Hanging with artists
Those 100-plus artists in this weekend’s Fall Visual Arts Tour?
You’ll see lots of them, suspended right there on the Chase Gallery walls.
That’s why Rick Singer’s photography exhibit at the Spokane City Hall gallery is the perfect place to start (or end) your Visual Arts Tour peregrinations.
Singer’s exhibit consists of 159 portraits of local artists, musicians, performers and arts benefactors. It’s the culmination of his monumental effort to express his support and appreciation for Spokane’s arts community.
“I’ve spent my whole life down here on West Main,” said Singer, best known as a studio portrait photographer. “I’ve usually used my studio in a way to please my customers. But in this show, I’ve pleased myself. I’m the client.”
For six months, he invited (and occasionally cajoled) the region’s top artists up to his third-floor downtown studio. Singer shot almost every portrait with the same backdrop, yet with wildly different results.
He asked everyone to show up with either a sample of their art, the tools of their trade or – and this was the wild card – “anything that thrills you.”
Thus we have artist and teacher Bernadette Vielbig covered completely with 4,000 marshmallow Peeps. We have Tim Lord with his collection of skulls. And we have Charlie Schmidt in a flight suit.
That’s the same look Schmidt will be sporting a few blocks away, at another stop on the Visual Arts Tour: “Performance Art Test Pilot,” his show at the Lorinda Knight Gallery.

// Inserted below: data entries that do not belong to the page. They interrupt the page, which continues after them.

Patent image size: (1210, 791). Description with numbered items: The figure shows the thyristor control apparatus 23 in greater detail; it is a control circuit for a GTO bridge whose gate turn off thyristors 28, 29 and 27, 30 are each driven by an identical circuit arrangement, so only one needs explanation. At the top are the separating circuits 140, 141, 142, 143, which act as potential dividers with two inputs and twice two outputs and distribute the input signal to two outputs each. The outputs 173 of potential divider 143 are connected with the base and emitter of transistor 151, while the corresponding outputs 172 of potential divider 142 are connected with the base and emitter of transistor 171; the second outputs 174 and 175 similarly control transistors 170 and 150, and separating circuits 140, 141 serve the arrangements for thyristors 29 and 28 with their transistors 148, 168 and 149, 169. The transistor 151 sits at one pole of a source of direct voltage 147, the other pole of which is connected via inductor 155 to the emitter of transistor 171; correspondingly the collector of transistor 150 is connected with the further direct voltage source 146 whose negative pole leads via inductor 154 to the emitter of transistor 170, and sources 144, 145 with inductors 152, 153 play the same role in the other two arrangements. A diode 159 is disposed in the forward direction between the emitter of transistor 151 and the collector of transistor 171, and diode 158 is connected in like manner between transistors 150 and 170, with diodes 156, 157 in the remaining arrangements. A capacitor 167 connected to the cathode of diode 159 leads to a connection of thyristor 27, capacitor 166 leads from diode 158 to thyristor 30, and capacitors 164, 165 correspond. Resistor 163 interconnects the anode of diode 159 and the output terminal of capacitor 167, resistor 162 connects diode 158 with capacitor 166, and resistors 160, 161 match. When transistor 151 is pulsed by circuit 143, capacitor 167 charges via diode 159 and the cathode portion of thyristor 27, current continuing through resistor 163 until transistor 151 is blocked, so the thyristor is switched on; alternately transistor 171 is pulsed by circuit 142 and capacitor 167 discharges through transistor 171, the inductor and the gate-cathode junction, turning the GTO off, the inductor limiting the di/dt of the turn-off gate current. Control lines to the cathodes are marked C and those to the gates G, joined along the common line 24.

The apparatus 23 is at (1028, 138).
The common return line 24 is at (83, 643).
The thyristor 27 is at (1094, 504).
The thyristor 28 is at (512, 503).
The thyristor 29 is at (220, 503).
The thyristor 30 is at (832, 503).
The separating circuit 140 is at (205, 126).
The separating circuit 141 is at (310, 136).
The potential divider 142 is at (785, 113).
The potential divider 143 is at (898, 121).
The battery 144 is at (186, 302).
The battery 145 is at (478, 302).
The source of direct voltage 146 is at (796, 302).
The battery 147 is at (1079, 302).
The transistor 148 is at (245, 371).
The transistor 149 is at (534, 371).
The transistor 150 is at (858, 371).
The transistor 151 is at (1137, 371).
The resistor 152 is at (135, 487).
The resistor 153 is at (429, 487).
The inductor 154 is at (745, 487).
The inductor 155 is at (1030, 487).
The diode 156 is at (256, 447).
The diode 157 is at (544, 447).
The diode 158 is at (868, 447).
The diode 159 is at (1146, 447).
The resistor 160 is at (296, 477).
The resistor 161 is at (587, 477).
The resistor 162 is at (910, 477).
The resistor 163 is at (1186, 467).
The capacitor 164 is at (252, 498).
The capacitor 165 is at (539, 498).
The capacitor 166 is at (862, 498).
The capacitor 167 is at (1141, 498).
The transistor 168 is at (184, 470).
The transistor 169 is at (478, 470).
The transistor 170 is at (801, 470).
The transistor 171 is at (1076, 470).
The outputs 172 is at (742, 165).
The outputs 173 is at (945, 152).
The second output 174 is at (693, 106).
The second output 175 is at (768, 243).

You’ll see his paintings, drawings and installations – including a test-pilot module and an entire cut-open trailer. During the opening reception Friday evening, you’ll also see a 16-minute performance (repeated every 40 minutes) in which Schmidt wanders the galaxies and receives signals about, well, the meaning of the universe.

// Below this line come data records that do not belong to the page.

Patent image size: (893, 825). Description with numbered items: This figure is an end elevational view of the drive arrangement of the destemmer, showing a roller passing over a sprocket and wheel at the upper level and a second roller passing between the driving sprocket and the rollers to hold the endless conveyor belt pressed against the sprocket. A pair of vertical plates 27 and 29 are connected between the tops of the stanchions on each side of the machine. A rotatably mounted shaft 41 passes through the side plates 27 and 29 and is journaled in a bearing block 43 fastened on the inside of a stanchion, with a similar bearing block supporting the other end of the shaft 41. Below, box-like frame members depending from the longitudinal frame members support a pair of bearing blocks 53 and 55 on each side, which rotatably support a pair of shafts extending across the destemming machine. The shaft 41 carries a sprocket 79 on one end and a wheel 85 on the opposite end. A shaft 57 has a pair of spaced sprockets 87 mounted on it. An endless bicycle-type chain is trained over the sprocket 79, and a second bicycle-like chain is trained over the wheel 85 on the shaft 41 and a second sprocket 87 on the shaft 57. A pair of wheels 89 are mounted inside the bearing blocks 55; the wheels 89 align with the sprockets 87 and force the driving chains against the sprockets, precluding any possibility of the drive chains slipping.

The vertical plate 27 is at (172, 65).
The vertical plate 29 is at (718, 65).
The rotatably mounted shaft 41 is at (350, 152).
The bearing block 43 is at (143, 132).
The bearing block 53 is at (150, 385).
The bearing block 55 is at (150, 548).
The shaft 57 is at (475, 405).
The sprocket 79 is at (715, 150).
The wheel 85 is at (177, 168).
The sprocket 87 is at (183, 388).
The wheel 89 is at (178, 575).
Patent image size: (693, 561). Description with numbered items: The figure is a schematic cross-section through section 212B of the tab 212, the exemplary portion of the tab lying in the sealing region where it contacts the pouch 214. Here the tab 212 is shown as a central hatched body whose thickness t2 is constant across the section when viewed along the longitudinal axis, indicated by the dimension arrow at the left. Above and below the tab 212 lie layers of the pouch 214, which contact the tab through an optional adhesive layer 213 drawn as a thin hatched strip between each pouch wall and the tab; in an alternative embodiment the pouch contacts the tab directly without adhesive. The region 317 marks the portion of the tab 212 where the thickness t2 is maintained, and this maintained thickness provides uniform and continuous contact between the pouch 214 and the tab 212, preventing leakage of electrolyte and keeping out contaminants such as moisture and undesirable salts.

“I go on various test flights and encounter Jesus and Buddha and my mother,” said Schmidt. “She’s 86 and she’ll be in the show, in the trailer, serving up Italian food.”
Schmidt is a well-known character in Spokane’s art and performance scenes, yet he has devoted most of his energies recently to doing advertising work. This is his first full-fledged art show.
“People tend to think I’m unusual and dance to the beat of my own drummer,” said Schmidt. “But I realized recently I wasn’t practicing what I was preaching. I decided in the last year to be myself and see what happens. And that’s how the test pilot theme came about.”
Nothing else may match that for sheer wildness, but the Visual Arts Tour will present many other unusual and stunning faces.
Many will be on display in “The Mask Show,” featuring a dozen masks created by regional artists, at Artisans’ Wares downtown. Some masks are on dolls, others are full-size disguise masks, all done in the artists’ chosen media.
Even the downtown parking meters will get into the arts act. The meters on Post Street between Main and Second avenues will be topped with artist-made “hats” on Friday from 5 to 9 p.m.
Not only will the streets look jaunty, but no meter money will be required.